Les juges alertent le gouvernement sur le danger réel des processus artificiels de l’AIMA.

Les juges alertent le gouvernement sur le danger réel des processus artificiels de l'AIMA.

« Encore une fois, nous assistons à une déformation de la réalité : les juges sont désignés comme un obstacle à la justice, alors qu’en réalité, c’est nous qui assurons quotidiennement que le système ne s’effondre pas face aux défaillances des autres. Les exemples de l’AIMA parlent d’eux-mêmes. Des milliers de procédures artificielles encombrent les tribunaux, non pas parce que les citoyens en font un usage excessif, mais parce que l’administration échoue dans ses missions. Et c’est le pouvoir judiciaire qui est exposé aux critiques injustes d’inefficacité », peut-on lire dans une note de l’ASJP envoyée à ses membres vendredi.

Dans cette même note, l’ASJP rejette la responsabilisation des juges : « Nous n’accepterons pas que l’on continue à tenir les juges responsables de dysfonctionnements qui ne leur appartiennent pas ».

À l’origine de cette note, deux courriers ont été envoyés au gouvernement, l’un au ministre Adjoint et de la Réforme de l’État, Gonçalo Matias, et l’autre au ministre de la Présidence, António Leitão Amaro, dans lesquels les juges demandent une intervention face à la « situation insoutenable qui prévaut au Tribunal Administratif de Circonscription de Lisbonne (TACL), en raison de l’accumulation de dizaines de milliers de procédures directement liées à l’AIMA.

Dans la lettre adressée au ministre Gonçalo Matias, l’ASJP souligne que ces procédures « ont presque exclusivement pour origine des dysfonctionnements de l’AIMA, qui contraignent les citoyens à recourir aux tribunaux pour obtenir de simples rendez-vous ou actes administratifs de base », ce qui génère une « litigation artificielle » qui encombre le tribunal compétent à Lisbonne et « détourne des ressources essentielles » d’autres secteurs.

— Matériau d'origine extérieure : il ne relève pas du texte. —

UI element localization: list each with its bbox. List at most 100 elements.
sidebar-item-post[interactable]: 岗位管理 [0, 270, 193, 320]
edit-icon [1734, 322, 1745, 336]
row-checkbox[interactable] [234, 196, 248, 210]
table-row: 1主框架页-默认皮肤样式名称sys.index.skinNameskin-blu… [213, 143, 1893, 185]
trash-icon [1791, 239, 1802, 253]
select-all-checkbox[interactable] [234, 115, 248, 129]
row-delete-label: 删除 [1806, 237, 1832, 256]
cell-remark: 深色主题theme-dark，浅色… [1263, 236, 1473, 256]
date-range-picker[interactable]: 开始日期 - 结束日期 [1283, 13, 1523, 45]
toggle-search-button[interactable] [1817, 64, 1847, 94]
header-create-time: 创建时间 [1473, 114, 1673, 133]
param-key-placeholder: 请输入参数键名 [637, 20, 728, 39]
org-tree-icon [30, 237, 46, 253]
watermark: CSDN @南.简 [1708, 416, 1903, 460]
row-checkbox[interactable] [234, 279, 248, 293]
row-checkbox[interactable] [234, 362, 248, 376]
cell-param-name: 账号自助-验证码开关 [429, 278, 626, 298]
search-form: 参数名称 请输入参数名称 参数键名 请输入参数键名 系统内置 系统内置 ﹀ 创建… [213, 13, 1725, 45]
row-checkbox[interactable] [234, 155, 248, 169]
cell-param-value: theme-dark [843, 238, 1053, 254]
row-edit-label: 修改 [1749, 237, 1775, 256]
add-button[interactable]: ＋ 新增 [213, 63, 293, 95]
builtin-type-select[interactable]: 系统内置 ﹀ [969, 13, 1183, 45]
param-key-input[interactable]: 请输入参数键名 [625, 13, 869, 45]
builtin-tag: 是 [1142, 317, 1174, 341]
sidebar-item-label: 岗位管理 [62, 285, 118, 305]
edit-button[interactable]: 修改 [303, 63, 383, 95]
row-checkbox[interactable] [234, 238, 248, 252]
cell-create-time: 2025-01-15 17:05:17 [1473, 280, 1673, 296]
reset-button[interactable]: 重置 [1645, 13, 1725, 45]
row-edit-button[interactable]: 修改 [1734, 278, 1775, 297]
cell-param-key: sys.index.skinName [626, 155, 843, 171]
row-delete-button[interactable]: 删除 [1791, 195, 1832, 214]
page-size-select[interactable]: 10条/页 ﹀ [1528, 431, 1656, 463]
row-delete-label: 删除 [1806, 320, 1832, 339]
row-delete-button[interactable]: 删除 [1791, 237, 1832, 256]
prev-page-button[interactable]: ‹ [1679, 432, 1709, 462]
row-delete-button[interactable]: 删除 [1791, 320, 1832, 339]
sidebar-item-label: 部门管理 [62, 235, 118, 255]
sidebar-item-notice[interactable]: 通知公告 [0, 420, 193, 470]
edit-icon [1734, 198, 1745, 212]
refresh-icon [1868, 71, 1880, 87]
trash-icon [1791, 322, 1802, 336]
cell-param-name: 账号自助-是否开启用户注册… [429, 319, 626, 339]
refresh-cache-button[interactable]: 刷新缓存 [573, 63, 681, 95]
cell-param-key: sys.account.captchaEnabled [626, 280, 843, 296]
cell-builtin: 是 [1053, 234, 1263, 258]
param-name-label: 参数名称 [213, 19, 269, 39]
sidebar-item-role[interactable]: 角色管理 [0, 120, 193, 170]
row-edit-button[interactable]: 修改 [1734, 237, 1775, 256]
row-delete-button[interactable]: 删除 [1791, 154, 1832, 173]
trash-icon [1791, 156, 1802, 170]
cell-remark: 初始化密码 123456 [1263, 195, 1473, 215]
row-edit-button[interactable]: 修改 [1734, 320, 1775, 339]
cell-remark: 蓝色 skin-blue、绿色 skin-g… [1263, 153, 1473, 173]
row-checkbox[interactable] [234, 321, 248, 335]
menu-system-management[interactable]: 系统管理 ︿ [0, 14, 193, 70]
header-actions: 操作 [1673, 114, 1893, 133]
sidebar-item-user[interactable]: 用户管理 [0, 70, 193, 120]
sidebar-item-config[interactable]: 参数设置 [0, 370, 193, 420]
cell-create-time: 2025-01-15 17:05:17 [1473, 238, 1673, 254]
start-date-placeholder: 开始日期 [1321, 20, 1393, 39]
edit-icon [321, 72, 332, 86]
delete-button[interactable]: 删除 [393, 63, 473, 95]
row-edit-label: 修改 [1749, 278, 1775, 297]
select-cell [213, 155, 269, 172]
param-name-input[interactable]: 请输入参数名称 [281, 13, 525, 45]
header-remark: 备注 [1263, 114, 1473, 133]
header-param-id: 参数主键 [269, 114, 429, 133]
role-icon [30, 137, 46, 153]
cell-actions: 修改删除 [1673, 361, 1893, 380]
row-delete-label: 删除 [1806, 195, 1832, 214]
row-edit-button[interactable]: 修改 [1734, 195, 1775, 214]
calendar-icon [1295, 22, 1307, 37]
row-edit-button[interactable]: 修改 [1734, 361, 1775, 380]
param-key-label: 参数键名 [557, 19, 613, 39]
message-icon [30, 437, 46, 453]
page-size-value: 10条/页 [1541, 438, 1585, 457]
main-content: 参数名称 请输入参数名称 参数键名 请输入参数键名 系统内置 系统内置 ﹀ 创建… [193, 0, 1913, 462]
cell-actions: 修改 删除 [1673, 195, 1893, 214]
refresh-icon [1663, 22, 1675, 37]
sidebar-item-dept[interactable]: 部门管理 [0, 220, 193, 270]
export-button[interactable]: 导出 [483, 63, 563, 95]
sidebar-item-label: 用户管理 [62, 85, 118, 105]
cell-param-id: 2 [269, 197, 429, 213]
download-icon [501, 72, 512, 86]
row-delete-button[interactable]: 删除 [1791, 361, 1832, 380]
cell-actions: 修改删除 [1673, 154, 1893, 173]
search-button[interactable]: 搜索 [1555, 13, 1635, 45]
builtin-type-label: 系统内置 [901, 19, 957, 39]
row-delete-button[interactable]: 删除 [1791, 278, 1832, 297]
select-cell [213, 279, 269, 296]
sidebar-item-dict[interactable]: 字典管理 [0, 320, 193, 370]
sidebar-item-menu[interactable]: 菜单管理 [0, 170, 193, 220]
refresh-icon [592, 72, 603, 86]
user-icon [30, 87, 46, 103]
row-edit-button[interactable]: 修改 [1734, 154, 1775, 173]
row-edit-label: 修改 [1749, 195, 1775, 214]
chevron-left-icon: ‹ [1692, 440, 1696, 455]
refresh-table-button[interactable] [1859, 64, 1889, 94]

Les juges défendent que l’AIMA « doit être une priorité absolue » dans la réforme de l’État, « étant donné son impact direct sur la surcharge des tribunaux », ils demandent que la réforme de cet organisme « soit traitée avec urgence et différenciation », car la situation actuelle « constitue un danger réel pour le fonctionnement de la justice administrative, menaçant sérieusement sa capacité de réponse et la confiance des citoyens dans les institutions ».

Au ministre Leitão Amaro, qui supervise l’AIMA, l’ASJP réitère des alertes antérieures, soulignant les « effets dévastateurs » pour la justice de l’accumulation de procédures provenant de défaillances administratives de l’État, notamment les « retards généralisés dans des processus d’une grande importance sociale et économique » dans des domaines tels que l’urbanisme, l’environnement ou la passation de marchés publics, en plus des impacts sur « la perception de l’inefficacité de la justice ».

« La répétition de cet avertissement révèle l’urgence de l’intervention. Il est impératif que le gouvernement, par l’intermédiaire du ministère que vous dirigez, adopte des mesures concrètes et immédiates pour corriger les défaillances de l’AIMA et rétablir le fonctionnement administratif normal, sous peine de continuer à assister à la dégradation de la capacité de réponse de la juridiction administrative », appellent les juges en soulignant le « caractère prioritaire » du sujet.

Dans la note envoyée aux membres, l’ASJP « se place en première ligne, exigeant des solutions concrètes du gouvernement et dénonçant publiquement ces situations ».

« Notre devoir est de juger avec indépendance, impartialité et rigueur — ne pas nous substituer à des organismes administratifs incapables de remplir leur mission. Il est temps d’affirmer, avec clarté, que la dignité de la fonction judiciaire ne se négocie pas et ne se laisse pas entraîner par des perceptions superficielles », conclut-il.